How the Affordable Care Act Failed Me

I was a staunch supporter of the Affordable Care Act.  I loved the immense possibilities of providing healthcare to everyone.  It wasn’t a one-payer system but the prospect of everyone having health insurance made me giddy.  As a patient advocate, I had visions of sugar plum fairies dancing in my head.

I am afraid my dreams have become nightmares.  What I see are three problems.  First, because the Republicans are so determined to repeal the law, they refuse to fix any parts of it.  How many times has the house voted to repeal the act? Over 100? 

Second, as a result of no fine-tuning of the act, the insurance companies have had a field day.  The burden of cost is slowly being shifted to the consumer not just in terms of premiums but also for coinsurance, deductibles and co pays.  The plans are mostly HMOs limiting provider choice with no out of network reimbursement. When provider choice is limited, it becomes a quality of care issue. The consumer is loosing the battle for input and control.

Finally, the middle class is taking the brunt of cost.  Once a consumer falls out of the subsidy levels, there is nothing but high premiums and increased costs. 
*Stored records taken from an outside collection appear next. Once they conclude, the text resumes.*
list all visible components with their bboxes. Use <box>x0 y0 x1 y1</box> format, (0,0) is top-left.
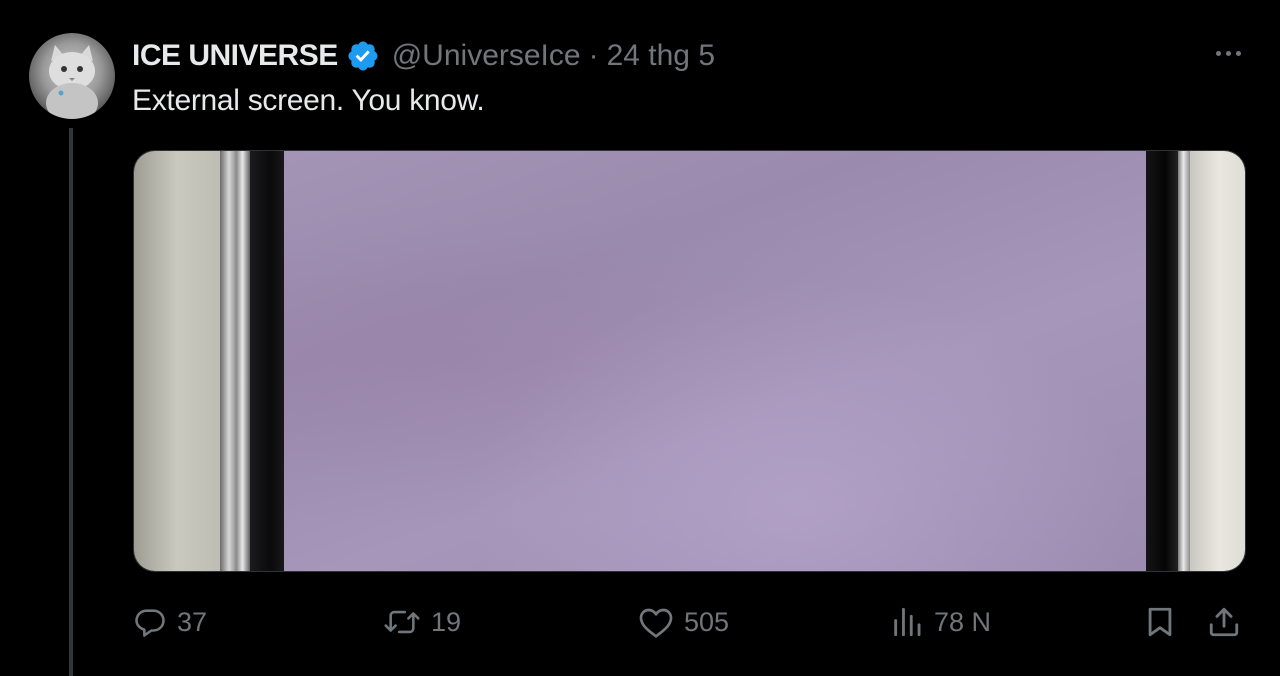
tweet-text: External screen. You know. <box>132 84 485 117</box>
header-separator: · <box>588 39 599 72</box>
reply-icon <box>135 609 165 637</box>
bookmark-icon <box>1148 607 1172 637</box>
author-name[interactable]: ICE UNIVERSE <box>132 39 338 73</box>
views-button[interactable]: 78 N <box>890 600 991 644</box>
retweet-button[interactable]: 19 <box>383 600 461 644</box>
like-count: 505 <box>684 606 730 637</box>
like-button[interactable]: 505 <box>638 600 729 644</box>
verified-badge-icon[interactable] <box>346 39 380 73</box>
tweet-date[interactable]: 24 thg 5 <box>607 39 715 73</box>
reply-count: 37 <box>177 606 208 637</box>
photo-bezel-left <box>250 151 284 571</box>
tweet-media-photo[interactable] <box>133 150 1246 572</box>
tweet-header: ICE UNIVERSE @UniverseIce · 24 thg 5 <box>132 34 715 78</box>
photo-phone-frame-left <box>220 151 250 571</box>
photo-bezel-right <box>1146 151 1178 571</box>
thread-line <box>69 128 73 676</box>
reply-button[interactable]: 37 <box>133 600 207 644</box>
retweet-icon <box>384 610 420 634</box>
bookmark-button[interactable] <box>1143 600 1177 644</box>
photo-external-screen <box>284 151 1146 571</box>
more-options-icon[interactable] <box>1208 38 1248 68</box>
heart-icon <box>639 608 673 638</box>
cat-avatar-icon <box>46 45 98 119</box>
photo-phone-frame-right <box>1178 151 1190 571</box>
photo-wall-left <box>134 151 220 571</box>
avatar[interactable] <box>29 33 115 119</box>
tweet-actions: 37 19 505 78 N <box>133 600 1253 644</box>
tweet-card: ICE UNIVERSE @UniverseIce · 24 thg 5 Ext… <box>0 0 1280 676</box>
share-icon <box>1209 607 1239 637</box>
views-count: 78 N <box>934 606 992 637</box>
views-icon <box>894 607 921 637</box>
author-handle[interactable]: @UniverseIce <box>392 39 581 73</box>
share-button[interactable] <box>1207 600 1241 644</box>
retweet-count: 19 <box>431 606 462 637</box>
photo-wall-right <box>1190 151 1245 571</box>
I recently moved to Washington.  In the past, I either had insurance from my employer or my husband’s.  We discovered that his new employer did not pay for family. I could get insurance through his company but had to pay full price.

That led me to the Washington exchange for possible options. Foolish me, I thought I would find wonderful plans for a good price.   I was stunned at the plans offered and the cost.  As usual and expected, the lowest premiums had the highest deductibles, coinsurance and were strict HMOs.  As I scrolled through the different levels of Gold, Silver and Bronze, the cost rose dramatically and the plans didn’t change that much.  Yes the deductible and coinsurance dropped some but for the knowledgeable consumer, the cost just shifted.  There was no saving.

The cheapest plan was over $400 with a  $5,000 deductible and 30-40% coinsurance.  There were separate hospital deductibles.  The physician network was limited and confusing.  The highest premium was over $1,000 with at least a $1,000 deductible and 20-30% coinsurance. 

What this all translates into for someone who understands insurance plans is; if I took the lowest premium plan and had an emergency and was hospitalized, I would be paying the hospital deductible, the regular deductible and 30% of any bills.  Since most hospitalizations run anywhere from $12,000 and up even overnights and with the contracted amount, I would have a hefty bill sent to me. 

If I went with the higher premiums, I would have to pay the insurance companies about $12,000 a year plus the deductible plus the coinsurances.  A hospitalization would still generate a large bill.

What came to mind while I was lamenting about the state of affairs was Medicare Part B which is the outpatient insurance for the over 65 gang and/or disabled.  The consumer pays $110/ month and Medicare pays 80% the individual is responsible for 20%.  To offset this expense, Medicare supplemental and Medicare advantage plans were created.  These plans pick up the 20% if Medicare has approved the 80%.

That works well.  Do we need supplemental insurance to cover the coinsurance?  It is truly a travesty that the insurance companies and the politicians are allowing this to happen.  People are still spending large chunks of income on healthcare, especially the middle class. 

I ended up going with my husbands plan till open enrollment.  I am hoping the options may change.  What ever happens, my healthcare costs will be high.